Howard Behar, a Seattle-born businessman famous for helping boost Starbucks into the corporate stratosphere, is a good case in point. Howard explained that the name Behar comes from Béjar, a town west of Madrid, where he believes the family lived before the expulsion of Jews from Spain in 1492. According to one theory, Jews from Castile and Andalusia were relocated to Béjar, and many chose to adopt the city name as their surname and carry it with them into exile.

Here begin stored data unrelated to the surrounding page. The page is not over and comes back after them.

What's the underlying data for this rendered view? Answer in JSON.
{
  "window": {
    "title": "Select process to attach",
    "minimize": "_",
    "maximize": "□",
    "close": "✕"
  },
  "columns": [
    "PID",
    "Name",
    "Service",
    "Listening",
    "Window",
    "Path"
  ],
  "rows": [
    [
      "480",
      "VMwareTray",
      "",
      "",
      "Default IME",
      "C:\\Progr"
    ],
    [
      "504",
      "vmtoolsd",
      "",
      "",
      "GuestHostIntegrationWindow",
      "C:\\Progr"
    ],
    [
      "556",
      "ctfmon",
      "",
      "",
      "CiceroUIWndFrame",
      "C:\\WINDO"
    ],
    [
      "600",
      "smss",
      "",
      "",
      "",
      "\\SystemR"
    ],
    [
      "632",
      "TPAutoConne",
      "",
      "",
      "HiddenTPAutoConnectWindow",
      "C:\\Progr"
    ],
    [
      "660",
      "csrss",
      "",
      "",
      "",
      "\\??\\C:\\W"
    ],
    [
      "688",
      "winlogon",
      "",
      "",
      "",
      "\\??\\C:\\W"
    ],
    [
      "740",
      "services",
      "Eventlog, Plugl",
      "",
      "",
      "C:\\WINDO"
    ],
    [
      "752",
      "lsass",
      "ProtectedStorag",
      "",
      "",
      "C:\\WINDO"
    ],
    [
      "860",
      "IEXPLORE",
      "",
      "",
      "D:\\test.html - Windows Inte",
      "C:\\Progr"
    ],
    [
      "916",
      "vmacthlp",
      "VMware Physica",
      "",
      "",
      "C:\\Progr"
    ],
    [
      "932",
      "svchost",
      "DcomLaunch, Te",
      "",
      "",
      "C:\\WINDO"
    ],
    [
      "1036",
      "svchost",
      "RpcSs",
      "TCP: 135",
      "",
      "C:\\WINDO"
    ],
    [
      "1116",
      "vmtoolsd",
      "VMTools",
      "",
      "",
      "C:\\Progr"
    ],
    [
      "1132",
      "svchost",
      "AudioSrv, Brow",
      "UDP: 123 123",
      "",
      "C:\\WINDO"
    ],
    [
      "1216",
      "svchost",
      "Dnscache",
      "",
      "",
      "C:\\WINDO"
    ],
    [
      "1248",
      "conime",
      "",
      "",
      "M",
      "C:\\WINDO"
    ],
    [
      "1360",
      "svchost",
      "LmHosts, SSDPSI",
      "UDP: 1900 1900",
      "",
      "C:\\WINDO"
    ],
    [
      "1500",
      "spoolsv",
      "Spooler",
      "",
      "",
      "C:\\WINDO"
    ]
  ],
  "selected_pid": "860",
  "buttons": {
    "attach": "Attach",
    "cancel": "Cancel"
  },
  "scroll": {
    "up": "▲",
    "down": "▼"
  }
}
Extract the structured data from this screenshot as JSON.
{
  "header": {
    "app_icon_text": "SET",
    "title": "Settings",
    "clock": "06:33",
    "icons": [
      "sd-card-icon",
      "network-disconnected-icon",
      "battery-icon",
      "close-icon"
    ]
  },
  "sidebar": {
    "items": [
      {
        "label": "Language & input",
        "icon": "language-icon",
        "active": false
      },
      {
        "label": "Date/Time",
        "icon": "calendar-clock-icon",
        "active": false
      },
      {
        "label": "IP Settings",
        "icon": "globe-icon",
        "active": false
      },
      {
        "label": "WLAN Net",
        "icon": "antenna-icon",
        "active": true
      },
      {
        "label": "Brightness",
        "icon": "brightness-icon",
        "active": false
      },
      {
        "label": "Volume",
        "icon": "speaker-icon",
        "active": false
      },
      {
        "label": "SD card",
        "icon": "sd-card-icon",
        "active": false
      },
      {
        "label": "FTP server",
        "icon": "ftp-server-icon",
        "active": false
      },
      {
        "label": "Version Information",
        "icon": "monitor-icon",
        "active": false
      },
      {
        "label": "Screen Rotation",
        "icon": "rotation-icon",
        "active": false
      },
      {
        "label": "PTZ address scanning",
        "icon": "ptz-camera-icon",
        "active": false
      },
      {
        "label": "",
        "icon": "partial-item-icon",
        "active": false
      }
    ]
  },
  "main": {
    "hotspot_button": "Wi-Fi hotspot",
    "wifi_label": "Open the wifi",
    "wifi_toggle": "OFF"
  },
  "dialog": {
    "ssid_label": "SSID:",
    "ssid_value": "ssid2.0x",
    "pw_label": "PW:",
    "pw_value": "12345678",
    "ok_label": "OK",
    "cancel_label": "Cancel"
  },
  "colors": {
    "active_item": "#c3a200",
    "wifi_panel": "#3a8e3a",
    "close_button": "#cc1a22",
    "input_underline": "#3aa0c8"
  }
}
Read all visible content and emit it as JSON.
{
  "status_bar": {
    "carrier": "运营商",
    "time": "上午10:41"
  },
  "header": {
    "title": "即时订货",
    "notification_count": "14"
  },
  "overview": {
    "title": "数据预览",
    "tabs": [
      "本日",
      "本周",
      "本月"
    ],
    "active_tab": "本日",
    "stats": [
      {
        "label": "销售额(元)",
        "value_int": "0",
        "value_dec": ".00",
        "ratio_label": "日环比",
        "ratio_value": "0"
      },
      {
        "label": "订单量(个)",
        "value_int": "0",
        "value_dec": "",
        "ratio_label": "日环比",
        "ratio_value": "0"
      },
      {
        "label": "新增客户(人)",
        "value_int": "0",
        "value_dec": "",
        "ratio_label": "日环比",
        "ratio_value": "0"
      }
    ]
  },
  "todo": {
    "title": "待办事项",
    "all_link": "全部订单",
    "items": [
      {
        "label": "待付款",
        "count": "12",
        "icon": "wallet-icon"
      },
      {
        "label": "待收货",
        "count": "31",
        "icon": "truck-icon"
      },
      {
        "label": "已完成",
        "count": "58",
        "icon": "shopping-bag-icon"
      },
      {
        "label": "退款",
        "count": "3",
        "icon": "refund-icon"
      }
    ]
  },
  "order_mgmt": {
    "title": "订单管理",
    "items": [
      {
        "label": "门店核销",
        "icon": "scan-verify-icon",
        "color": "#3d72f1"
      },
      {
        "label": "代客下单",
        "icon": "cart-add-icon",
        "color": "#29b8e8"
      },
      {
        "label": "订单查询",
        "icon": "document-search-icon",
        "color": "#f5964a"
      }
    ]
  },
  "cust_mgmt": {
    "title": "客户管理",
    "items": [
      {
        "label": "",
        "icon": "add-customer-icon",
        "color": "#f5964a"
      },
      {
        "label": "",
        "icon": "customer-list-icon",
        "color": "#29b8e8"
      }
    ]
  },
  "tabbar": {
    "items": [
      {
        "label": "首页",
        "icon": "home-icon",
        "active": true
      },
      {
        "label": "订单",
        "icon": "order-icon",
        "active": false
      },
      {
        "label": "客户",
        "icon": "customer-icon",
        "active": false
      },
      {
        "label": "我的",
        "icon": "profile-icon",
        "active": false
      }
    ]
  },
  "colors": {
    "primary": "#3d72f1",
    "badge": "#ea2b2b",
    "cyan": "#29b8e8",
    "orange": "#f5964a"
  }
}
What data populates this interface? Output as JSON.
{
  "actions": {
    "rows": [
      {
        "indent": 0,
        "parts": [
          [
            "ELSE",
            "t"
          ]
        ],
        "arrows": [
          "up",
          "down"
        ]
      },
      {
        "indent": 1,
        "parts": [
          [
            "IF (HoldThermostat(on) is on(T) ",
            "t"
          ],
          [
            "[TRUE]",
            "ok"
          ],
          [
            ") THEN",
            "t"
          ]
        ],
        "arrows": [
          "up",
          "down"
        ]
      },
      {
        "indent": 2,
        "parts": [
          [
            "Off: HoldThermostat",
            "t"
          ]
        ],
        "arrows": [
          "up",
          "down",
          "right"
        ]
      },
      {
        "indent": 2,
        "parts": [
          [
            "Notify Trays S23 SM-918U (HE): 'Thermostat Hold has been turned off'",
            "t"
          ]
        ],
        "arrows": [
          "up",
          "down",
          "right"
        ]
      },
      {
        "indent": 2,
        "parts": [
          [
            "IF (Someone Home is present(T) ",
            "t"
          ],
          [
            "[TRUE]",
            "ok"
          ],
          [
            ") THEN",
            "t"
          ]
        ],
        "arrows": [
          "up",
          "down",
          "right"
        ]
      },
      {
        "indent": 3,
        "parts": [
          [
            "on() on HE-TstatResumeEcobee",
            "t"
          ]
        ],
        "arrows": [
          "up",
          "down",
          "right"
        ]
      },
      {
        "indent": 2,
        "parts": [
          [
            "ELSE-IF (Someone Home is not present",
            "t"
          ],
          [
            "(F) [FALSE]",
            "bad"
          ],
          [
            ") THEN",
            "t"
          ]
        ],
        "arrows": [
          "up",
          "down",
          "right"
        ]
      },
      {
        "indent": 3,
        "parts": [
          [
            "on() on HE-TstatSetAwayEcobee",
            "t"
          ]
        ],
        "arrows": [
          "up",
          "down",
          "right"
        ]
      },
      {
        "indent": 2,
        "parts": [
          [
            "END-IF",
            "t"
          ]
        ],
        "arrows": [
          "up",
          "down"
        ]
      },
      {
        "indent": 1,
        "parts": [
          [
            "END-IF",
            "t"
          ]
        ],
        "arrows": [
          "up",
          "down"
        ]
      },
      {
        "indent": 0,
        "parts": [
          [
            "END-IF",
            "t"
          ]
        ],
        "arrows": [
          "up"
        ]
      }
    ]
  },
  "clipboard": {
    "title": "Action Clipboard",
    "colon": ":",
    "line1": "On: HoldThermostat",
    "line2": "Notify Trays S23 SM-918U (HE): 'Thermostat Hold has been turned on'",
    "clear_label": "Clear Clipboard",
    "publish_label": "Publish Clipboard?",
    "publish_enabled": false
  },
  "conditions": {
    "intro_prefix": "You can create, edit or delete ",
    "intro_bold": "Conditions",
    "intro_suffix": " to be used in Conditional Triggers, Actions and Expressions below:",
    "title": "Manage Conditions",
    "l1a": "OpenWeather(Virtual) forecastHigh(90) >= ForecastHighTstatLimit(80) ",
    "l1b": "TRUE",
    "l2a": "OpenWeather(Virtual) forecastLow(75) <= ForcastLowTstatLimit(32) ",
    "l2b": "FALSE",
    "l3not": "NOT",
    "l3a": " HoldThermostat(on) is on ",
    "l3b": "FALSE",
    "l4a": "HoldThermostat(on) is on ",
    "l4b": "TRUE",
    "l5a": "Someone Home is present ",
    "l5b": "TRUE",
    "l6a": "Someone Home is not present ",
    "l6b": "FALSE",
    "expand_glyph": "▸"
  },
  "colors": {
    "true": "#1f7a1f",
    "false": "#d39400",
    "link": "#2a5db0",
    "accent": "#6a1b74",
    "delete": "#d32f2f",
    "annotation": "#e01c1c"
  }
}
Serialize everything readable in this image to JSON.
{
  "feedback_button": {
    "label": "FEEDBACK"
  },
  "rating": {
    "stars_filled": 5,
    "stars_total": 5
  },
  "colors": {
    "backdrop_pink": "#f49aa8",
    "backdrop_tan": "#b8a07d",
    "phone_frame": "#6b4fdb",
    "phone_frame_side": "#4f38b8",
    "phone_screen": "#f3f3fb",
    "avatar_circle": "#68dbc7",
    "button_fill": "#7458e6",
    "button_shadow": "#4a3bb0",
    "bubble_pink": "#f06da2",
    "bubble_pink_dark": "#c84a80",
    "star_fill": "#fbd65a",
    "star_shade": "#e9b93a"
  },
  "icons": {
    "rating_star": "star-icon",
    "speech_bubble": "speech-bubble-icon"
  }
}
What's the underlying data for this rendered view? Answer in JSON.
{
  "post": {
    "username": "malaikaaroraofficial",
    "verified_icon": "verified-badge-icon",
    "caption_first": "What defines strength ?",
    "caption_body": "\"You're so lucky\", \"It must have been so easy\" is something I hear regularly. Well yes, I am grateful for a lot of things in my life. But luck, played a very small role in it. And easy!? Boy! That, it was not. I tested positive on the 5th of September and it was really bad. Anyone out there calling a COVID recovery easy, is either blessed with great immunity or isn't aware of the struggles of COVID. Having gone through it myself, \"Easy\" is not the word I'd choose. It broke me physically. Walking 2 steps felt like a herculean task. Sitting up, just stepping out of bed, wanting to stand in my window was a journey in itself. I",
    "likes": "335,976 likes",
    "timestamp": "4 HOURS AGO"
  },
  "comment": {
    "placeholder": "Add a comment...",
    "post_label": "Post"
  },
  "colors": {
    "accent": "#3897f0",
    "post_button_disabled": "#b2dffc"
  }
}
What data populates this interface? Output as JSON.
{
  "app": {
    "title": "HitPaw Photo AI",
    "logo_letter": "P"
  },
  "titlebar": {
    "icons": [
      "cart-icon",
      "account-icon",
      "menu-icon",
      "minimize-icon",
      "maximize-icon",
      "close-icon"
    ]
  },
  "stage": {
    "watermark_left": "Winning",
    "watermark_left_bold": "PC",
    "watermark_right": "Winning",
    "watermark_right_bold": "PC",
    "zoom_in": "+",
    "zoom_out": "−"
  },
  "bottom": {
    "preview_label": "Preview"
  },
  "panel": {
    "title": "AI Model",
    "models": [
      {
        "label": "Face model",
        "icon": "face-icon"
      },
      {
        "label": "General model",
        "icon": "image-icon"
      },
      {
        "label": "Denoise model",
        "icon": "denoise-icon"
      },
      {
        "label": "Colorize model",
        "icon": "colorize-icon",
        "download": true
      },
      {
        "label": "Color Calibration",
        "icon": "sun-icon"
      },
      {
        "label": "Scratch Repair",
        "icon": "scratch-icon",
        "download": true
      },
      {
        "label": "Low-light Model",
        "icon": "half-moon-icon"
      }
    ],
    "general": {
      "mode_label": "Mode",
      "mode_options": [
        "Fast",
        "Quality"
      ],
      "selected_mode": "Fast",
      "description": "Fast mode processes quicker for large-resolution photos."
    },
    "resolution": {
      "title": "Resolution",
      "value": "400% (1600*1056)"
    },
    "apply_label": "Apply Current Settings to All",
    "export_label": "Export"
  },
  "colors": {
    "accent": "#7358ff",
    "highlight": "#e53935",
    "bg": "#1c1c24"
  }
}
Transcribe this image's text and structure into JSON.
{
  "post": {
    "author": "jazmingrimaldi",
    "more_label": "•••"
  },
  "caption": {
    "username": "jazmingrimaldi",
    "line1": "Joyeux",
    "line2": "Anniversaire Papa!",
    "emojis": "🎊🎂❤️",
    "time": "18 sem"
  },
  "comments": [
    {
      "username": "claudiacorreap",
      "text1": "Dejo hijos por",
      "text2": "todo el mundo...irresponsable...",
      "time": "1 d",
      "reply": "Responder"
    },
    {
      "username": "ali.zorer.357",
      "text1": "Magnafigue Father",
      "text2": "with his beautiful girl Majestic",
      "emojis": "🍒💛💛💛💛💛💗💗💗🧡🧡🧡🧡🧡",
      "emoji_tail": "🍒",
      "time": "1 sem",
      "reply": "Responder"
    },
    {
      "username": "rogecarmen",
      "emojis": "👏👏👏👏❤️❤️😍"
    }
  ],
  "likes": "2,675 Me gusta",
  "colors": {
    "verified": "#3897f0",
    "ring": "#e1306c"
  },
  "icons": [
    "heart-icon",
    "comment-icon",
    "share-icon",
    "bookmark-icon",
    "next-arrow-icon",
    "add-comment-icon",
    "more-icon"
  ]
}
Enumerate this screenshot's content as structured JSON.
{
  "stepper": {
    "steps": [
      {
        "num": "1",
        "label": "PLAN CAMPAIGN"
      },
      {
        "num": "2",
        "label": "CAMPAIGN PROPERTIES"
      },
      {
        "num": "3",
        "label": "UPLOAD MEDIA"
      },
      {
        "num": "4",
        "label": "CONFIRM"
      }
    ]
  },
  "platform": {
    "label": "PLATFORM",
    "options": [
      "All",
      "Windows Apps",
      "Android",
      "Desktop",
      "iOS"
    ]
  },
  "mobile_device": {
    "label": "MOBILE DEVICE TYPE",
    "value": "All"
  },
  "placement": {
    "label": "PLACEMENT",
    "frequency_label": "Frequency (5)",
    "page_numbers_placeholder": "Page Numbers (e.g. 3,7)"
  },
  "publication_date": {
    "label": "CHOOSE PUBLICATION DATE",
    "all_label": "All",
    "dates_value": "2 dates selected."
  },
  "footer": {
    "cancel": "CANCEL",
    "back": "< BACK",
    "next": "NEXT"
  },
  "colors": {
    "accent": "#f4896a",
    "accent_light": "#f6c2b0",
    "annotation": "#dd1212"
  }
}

Howard’s family history gets a little sketchy after 1492. He knows that at some point his ancestors moved to the Ottoman Empire, where his Ladino-speaking grandparents Moishe and Yaffa met, married at the age of 14 and 13, respectively, and produced 13 children, seven of whom lived to maturity. Albert, Howard’s father, was born in Bulgaria in 1896, came to the US via Canada in 1911, and ended up in Seattle, where he ran a grocery store in Wallingford.
Three and a half centuries separate the Behar family’s exodus from Spain and the birth of Moishe Behar in 1858. Where did they live in the interval? What did they do? Howard has no clue — but if he wants to look for some clues, he can start clicking around sephardicgen.com, where I found a slew of Bulgarian and Turkish Jews named Behar.
It’s also possible that he’ll discover that his family isn’t from Béjar after all. Jeffrey Malka points out that families who originated in the town of Béjar typically carry the surname Bejerano, not Behar. Malka notes that another wrinkle arises from the fact that Behar is a Hebrew acronym of BEn HA Rab, meaning son of the rabbi, an honorific found on some Ashkenazi tombstones. It’s therefore conceivable that the surname Behar, though common throughout the Sephardic world, is actually of Ashkenazic origin. “Could Behar families have originally been Ashkenazis who merged into the Sephardi world and became Sephardised?” Malka asks. “Historically it happened, and not infrequently.
“Real genealogy is about separating family legends from truth,” he says. “Sometimes family myths pan out — but not always.”
Jewish Genealogical Myths & Facts
My family’s surname was changed at Ellis Island.
FACT: Officials at Ellis Island did not change the names of arriving passengers but rather checked their names off against ships’ manifests compiled at the port of embarkation. Our ancestors altered their own surnames, either before they left the Old Country or after they arrived, often when they applied for naturalization papers.
We are descended from eminent rabbis, a noble family, or someone who was richly rewarded by the king.
FACT: “While there may be some truth to some of these stories,” says Chuck Weinstein, this year’s conference cochair, “the majority of them are ‘bubbe meises.’”
All our family records were destroyed in the Holocaust.
FACT: The Nazis destroyed the people, not the records. Some records inevitably vanished, but many remain. You’re unlikely to find documentation on relatives who were shot in the street or killed immediately at a camp, but records exist for slave labor and displaced person camps. Visit the US Holocaust Memorial Museum and Yad Vashem.
My family came from a tiny shtetl that no longer exists or is impossible to find.
FACT: Maybe, but unlikely. Shtetls can be hard to track down, but chances are that some traces remain. Jewishgen.org has a list of shtetls, and it can connect you with others searching for records from the same place. Many shtetls have Yikzor (memory) books that survivors assembled after the war to commemorate the towns and people that were destroyed.